Beet Cake with Beet and Orange Ice Cream
Beet Cake with Beet and Orange Ice Cream
- FOR THE BEET CAKE
- 8 ounces fresh beets
- 7 ounces fine dark chocolate (70%)
- 1/4 cup hot espresso
- 3/4 cup plus 2 tbsp butter
- 1 cup plus 2 tbsp flour
- 1 1/4 teaspoons baking powder
- 3 tbsp good quality cocoa powder
- 5 eggs
- Scant 1 cup superfine sugar
- FOR THE BEET AND ORANGE ICE CREAM
- 2 cups milk
- 4 tsp. cornstarch
- 1¼ cups heavy cream
- ⅔ cup sugar
- 2 tbsp. light corn syrup
- ½ tsp. kosher salt
- Peel of 1 orange
- 3 tbsp. mascarpone cheese, softened
- ½ cup puréed roasted beets
MethodFOR THE BEET CAKE
- Lightly butter an 8-inch springform cake pan and line the base with a round of baking parchment. Heat the oven to 350 degrees F.
- Cook the beets, whole and unpeeled, in boiling unsalted water. Depending on their size, they will be tender within 30 to 40 minutes. Young ones may take slightly less. Drain them, let them cool under running water, then peel them, slice off their stem and root, and process in a blender or food processor until a coarse purée.
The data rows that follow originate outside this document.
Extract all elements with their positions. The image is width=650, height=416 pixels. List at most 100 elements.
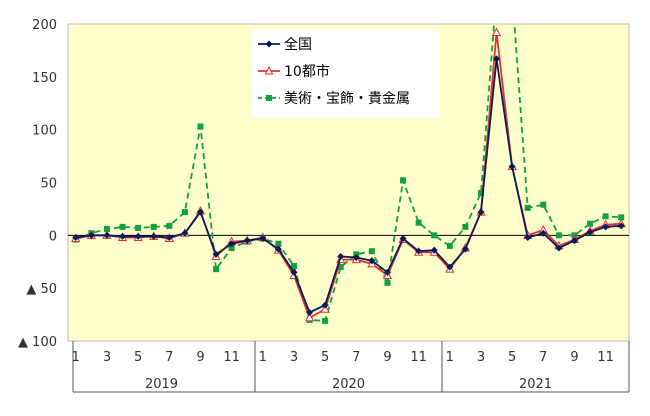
x-tick-label: 1 — [259, 350, 267, 365]
data-point — [446, 242, 453, 249]
data-point — [135, 224, 142, 231]
data-point — [119, 232, 127, 240]
data-point — [134, 232, 142, 240]
x-tick-label: 9 — [570, 350, 578, 365]
y-tick-label: 50 — [40, 177, 57, 192]
year-label: 2019 — [145, 377, 178, 392]
legend-label: 全国 — [284, 37, 312, 53]
x-tick-label: 7 — [165, 350, 173, 365]
data-point — [337, 252, 345, 260]
data-point — [431, 232, 438, 239]
x-tick-label: 3 — [103, 350, 111, 365]
data-point — [212, 250, 220, 258]
data-point — [213, 266, 220, 273]
data-point — [368, 257, 376, 265]
data-point — [243, 237, 251, 245]
data-point — [540, 201, 547, 208]
data-point — [586, 228, 594, 236]
data-point — [228, 245, 235, 252]
data-point — [275, 240, 282, 247]
data-point — [524, 204, 531, 211]
legend-label: 10都市 — [284, 64, 330, 80]
data-point — [103, 225, 110, 232]
data-point — [399, 235, 407, 243]
data-point — [150, 232, 158, 240]
data-point — [290, 268, 298, 276]
x-tick-label: 1 — [446, 350, 454, 365]
data-point — [493, 55, 501, 63]
data-point — [415, 219, 422, 226]
data-point — [368, 248, 375, 255]
data-point — [508, 163, 516, 171]
data-point — [322, 317, 329, 324]
data-point — [618, 214, 625, 221]
data-point — [197, 123, 204, 130]
data-point — [491, 27, 502, 36]
year-label: 2021 — [519, 377, 552, 392]
data-point — [181, 229, 189, 237]
data-point — [320, 304, 330, 313]
legend-swatch — [258, 95, 280, 101]
data-point — [383, 268, 391, 276]
data-point — [477, 190, 484, 197]
data-point — [555, 244, 563, 252]
data-point — [119, 223, 126, 230]
legend-swatch — [258, 65, 280, 75]
data-point — [400, 177, 407, 184]
series-group — [72, 24, 625, 324]
data-point — [384, 279, 391, 286]
data-point — [87, 231, 95, 239]
data-point — [352, 254, 360, 262]
data-point — [446, 263, 454, 271]
data-point — [430, 246, 438, 254]
x-tick-label: 3 — [290, 350, 298, 365]
data-point — [166, 222, 173, 229]
data-point — [555, 232, 562, 239]
year-label: 2020 — [332, 377, 365, 392]
data-point — [321, 301, 329, 309]
data-point — [304, 312, 315, 322]
chart-legend: 全国 10都市美術・宝飾・貴金属 — [252, 30, 440, 118]
y-tick-label: ▲ 100 — [18, 335, 57, 350]
data-point — [415, 247, 423, 255]
x-tick-label: 3 — [477, 350, 485, 365]
data-point — [103, 231, 111, 239]
y-tick-label: 0 — [49, 229, 57, 244]
data-point — [150, 223, 157, 230]
x-tick-label: 11 — [410, 350, 427, 365]
x-tick-label: 9 — [196, 350, 204, 365]
x-tick-label: 5 — [134, 350, 142, 365]
x-tick-label: 5 — [321, 350, 329, 365]
data-point — [306, 308, 314, 316]
legend-swatch — [258, 40, 280, 48]
data-point — [524, 233, 532, 241]
legend-item: 美術・宝飾・貴金属 — [258, 88, 410, 108]
data-point — [539, 229, 547, 237]
data-point — [461, 245, 469, 253]
data-point — [72, 233, 80, 241]
x-tick-label: 7 — [352, 350, 360, 365]
x-tick-label: 11 — [223, 350, 240, 365]
x-tick-label: 7 — [539, 350, 547, 365]
data-point — [587, 220, 594, 227]
data-point — [259, 235, 267, 243]
y-tick-label: ▲ 50 — [26, 282, 57, 297]
data-point — [462, 223, 469, 230]
data-point — [617, 222, 625, 230]
data-point — [337, 264, 344, 271]
data-point — [196, 208, 204, 216]
legend-item: 10都市 — [258, 61, 330, 81]
x-tick-label: 1 — [72, 350, 80, 365]
x-tick-label: 9 — [383, 350, 391, 365]
series-group — [72, 55, 625, 316]
data-point — [181, 209, 188, 216]
y-tick-label: 200 — [32, 18, 57, 33]
data-point — [477, 208, 485, 216]
data-point — [274, 245, 282, 253]
x-tick-label: 5 — [508, 350, 516, 365]
data-point — [228, 240, 236, 248]
data-point — [165, 233, 173, 241]
data-point — [570, 237, 578, 245]
y-tick-label: 150 — [32, 71, 57, 86]
legend-item: 全国 — [258, 34, 312, 54]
- Melt the chocolate, broken into small pieces, in a small bowl set over a pot of simmering water. Don’t stir.
- When the chocolate looks almost melted, pour the hot espresso over it and stir once. Cut the butter into small pieces -- the smaller the better -- and add to the melted chocolate. Push the butter down under the surface of the chocolate with a spoon (as best you can) and leave to soften.
- Sift together the flour, baking powder and cocoa. Separate the eggs, putting the whites in a large mixing bowl. Stir the yolks together.
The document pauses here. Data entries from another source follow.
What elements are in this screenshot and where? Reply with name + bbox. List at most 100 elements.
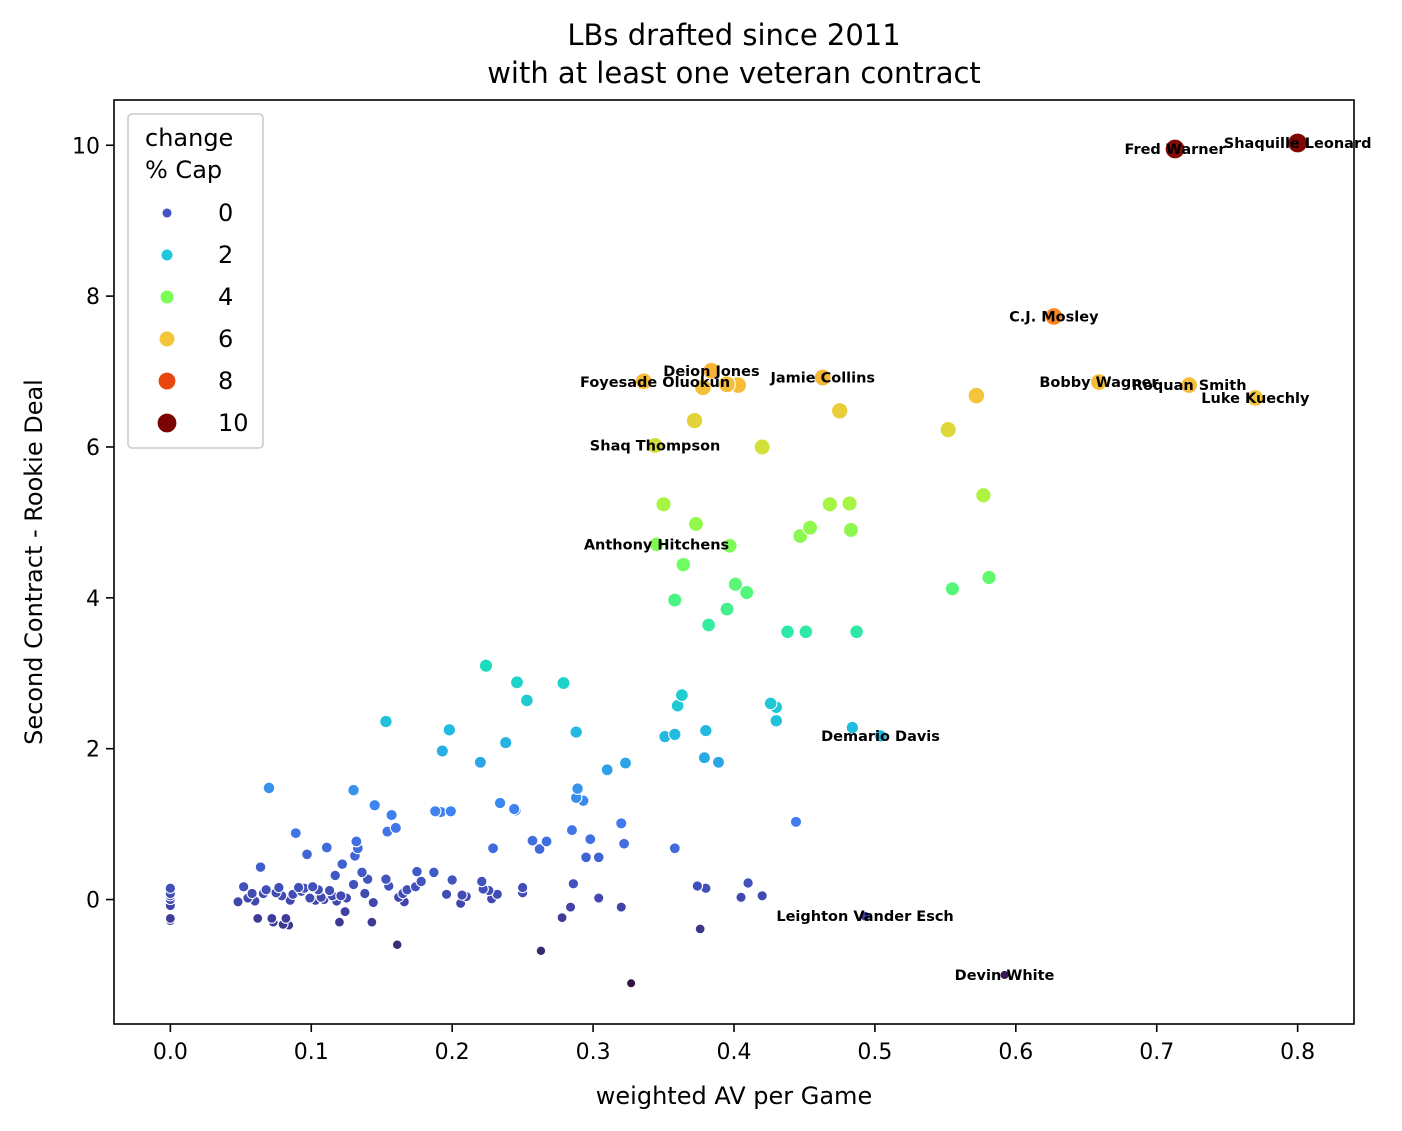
data-point — [335, 890, 347, 902]
data-point — [320, 841, 333, 854]
data-point — [385, 808, 398, 822]
data-point — [519, 693, 534, 708]
data-point — [266, 912, 278, 924]
data-point — [841, 495, 858, 512]
data-point — [780, 624, 795, 640]
data-point — [232, 896, 244, 908]
data-point — [487, 842, 500, 855]
data-point — [648, 536, 665, 553]
legend-marker — [156, 412, 178, 434]
data-point — [694, 923, 706, 935]
point-annotation: Foyesade Oluokun — [580, 375, 730, 391]
data-point — [1044, 307, 1064, 326]
data-point — [646, 436, 664, 455]
legend-label: 0 — [218, 199, 233, 227]
legend: change % Cap 0 2 4 6 8 10 — [127, 113, 264, 449]
data-point — [526, 834, 539, 847]
data-point — [571, 782, 584, 796]
data-point — [798, 624, 814, 640]
legend-label: 8 — [218, 367, 233, 395]
plot-frame — [113, 99, 1355, 1025]
data-point — [254, 861, 267, 873]
data-point — [592, 851, 605, 864]
legend-marker — [160, 248, 174, 262]
x-tick-label: 0.1 — [294, 1040, 329, 1065]
data-point — [873, 729, 888, 743]
y-tick-label: 0 — [86, 889, 100, 914]
point-annotation: Shaq Thompson — [590, 438, 721, 454]
legend-entries: 0 2 4 6 8 10 — [156, 199, 249, 437]
data-point — [456, 889, 468, 901]
data-point — [478, 658, 494, 673]
data-point — [668, 842, 681, 855]
data-point — [164, 882, 177, 894]
data-point — [593, 892, 605, 904]
point-annotation: Luke Kuechly — [1201, 391, 1310, 407]
data-point — [415, 875, 427, 888]
data-point — [675, 556, 692, 573]
data-point — [499, 736, 513, 750]
data-point — [701, 617, 717, 633]
legend-box — [127, 113, 264, 449]
data-point — [333, 916, 345, 928]
data-point — [289, 827, 302, 840]
data-point — [655, 496, 672, 513]
legend-marker — [158, 330, 176, 348]
data-point — [813, 368, 832, 387]
point-annotation: Fred Warner — [1124, 142, 1226, 158]
data-point — [697, 751, 711, 765]
data-point — [1180, 376, 1199, 395]
data-point — [260, 884, 272, 896]
x-tick-label: 0.2 — [435, 1040, 470, 1065]
data-point — [565, 824, 579, 837]
data-point — [615, 901, 627, 913]
data-point — [821, 496, 839, 513]
data-point — [367, 896, 379, 909]
data-point — [540, 835, 553, 848]
data-point — [944, 581, 961, 597]
legend-label: 10 — [218, 409, 249, 437]
point-annotation: Demario Davis — [821, 729, 940, 745]
x-tick-label: 0.7 — [1139, 1040, 1174, 1065]
data-point — [756, 890, 768, 902]
data-point — [842, 521, 859, 538]
y-axis-ticks: 0 2 4 6 8 10 — [72, 134, 114, 914]
data-point — [493, 796, 507, 810]
data-point — [389, 821, 402, 834]
chart-title: LBs drafted since 2011 — [567, 18, 900, 52]
data-point — [556, 676, 571, 691]
point-annotation: Leighton Vander Esch — [776, 909, 953, 925]
data-point — [252, 912, 264, 924]
data-point — [981, 569, 997, 586]
data-point — [699, 723, 713, 738]
data-point — [849, 624, 864, 640]
data-point — [845, 720, 860, 735]
data-point — [1246, 389, 1265, 407]
data-point — [556, 912, 568, 924]
data-point — [446, 874, 458, 886]
data-point — [939, 420, 957, 439]
data-point — [702, 361, 721, 380]
y-tick-label: 6 — [86, 436, 100, 461]
data-point — [428, 866, 440, 879]
data-point — [999, 969, 1010, 981]
data-point — [626, 978, 637, 989]
data-point — [440, 888, 453, 900]
data-point — [711, 755, 726, 769]
x-tick-label: 0.4 — [717, 1040, 752, 1065]
data-point — [391, 939, 403, 951]
data-point — [350, 835, 363, 848]
data-point — [164, 912, 176, 924]
data-point — [567, 877, 580, 890]
chart-subtitle: with at least one veteran contract — [487, 56, 981, 90]
data-point — [584, 833, 597, 846]
data-point — [859, 910, 871, 922]
data-point — [507, 802, 521, 816]
data-point — [802, 519, 819, 536]
data-point — [967, 386, 986, 405]
data-point — [411, 865, 423, 878]
data-point — [336, 858, 349, 870]
data-point — [600, 763, 614, 777]
x-tick-label: 0.0 — [153, 1040, 188, 1065]
data-points — [164, 132, 1309, 989]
- Now, working quickly but gently, remove the bowl of chocolate from the heat and stir until the butter has melted into the chocolate. Let sit for a few minutes, then stir in the egg yolks. Do this quickly, mixing firmly and evenly so the eggs blend into the mixture. Fold in the beets. Whisk the egg whites until stiff, then fold in the sugar. Firmly but gently, fold the beaten egg whites and sugar into the chocolate mixture. A large metal spoon is what you want here; work in a deep, figure-eight movement but take care not to over-mix. Lastly, fold in the flour and cocoa.
- Transfer quickly to the prepared cake pan and put in the oven, decreasing the heat immediately to 325 degrees F. Bake for 40 minutes. The rim of the cake will feel spongy, the inner part should still wobble a little when gently shaken. Test with a cake tester or toothpick too -- if it is still gooey in the center, continue baking just until moist crumbs cling to the tester.
- Set the cake aside to cool (it will sink a tad in the center), loosening it around the edges with a thin icing spatula after half an hour or so. It is not a good idea to remove the cake from its pan until it is completely cold.
- In a bowl, stir together ¼ cup milk and the cornstarch; set slurry aside. In a 4-qt. saucepan, whisk together remaining milk and the cream, sugar, syrup, and salt; bring to a boil over medium-high heat. Add orange peel. Cook for 4 minutes; stir in slurry. Return to a boil and cook, stirring, until thickened, about 2 minutes.
- Place mascarpone cheese in a bowl and pour in ¼ cup hot milk mixture; whisk until smooth. Then whisk in remaining milk mixture; stir in beets. Leave in refrigerator overnight.
- Remove orange peel. Pour mixture into an ice cream maker; process according to manufacturer's instructions. Transfer ice cream to a storage container and freeze until set.